Silander would like about 25 farmers from the district to offer to take the training—she has about half now, so she still needs a few volunteers.
The pilot program will begin on-line beginning Sept. 5 and passwords will be given to each participant.
The sessions can be completed in one or more sessions as time permits. And it’s free.
“It’s not a big course,” Silander voiced. “You just go through the questions, answer a question, and the answer will come up with an explanation. So it’s a learning process, as well as a test.”
Safe Communities Canada is hoping to kick-off the completed “Passport to Farm Safety” training on Oct. 5, which is also “Safe Communities Day.”

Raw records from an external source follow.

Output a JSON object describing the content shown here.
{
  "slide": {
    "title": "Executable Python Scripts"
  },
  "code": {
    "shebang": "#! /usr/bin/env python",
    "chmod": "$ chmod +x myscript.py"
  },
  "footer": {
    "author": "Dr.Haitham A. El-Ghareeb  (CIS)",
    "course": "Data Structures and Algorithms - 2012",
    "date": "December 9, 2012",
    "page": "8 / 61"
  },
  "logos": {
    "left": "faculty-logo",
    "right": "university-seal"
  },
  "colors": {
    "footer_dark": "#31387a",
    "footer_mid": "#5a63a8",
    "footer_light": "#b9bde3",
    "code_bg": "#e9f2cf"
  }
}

“We’re trying to get five communities across Canada [to help pilot the training],” noted Silander. “We want to get Ontario, Manitoba, Saskatchewan—the farming areas. We’re trying to get some down east, who may not be cattle farmers, but seed and crop.
“So there is all types of agriculture covered,” she added.
Safe Communities Canada’s theme is “Be Visible,” so Silander indicated they are attempting to make safety more visible on the farm.
Silander attended the conference to market it to the Canadian Agricultural Safety Association and speaking to people to see what they thought of offering this training at the Safe Communities Canada level.
“They thought it was great,” she expressed. “But first we have to see if it works. We’re still working on it.”
“It can get bigger and better,” she added. “I think it will be a wonderful education process.
Eventually, Silander said she’d like to see the “Passport to Farm Safety” training offered through 4-H.
“It’s really nice to be able to offer this because the farming community in our area has been so good as far as safety goes,” Silander enthused. “They’ve been excellent.”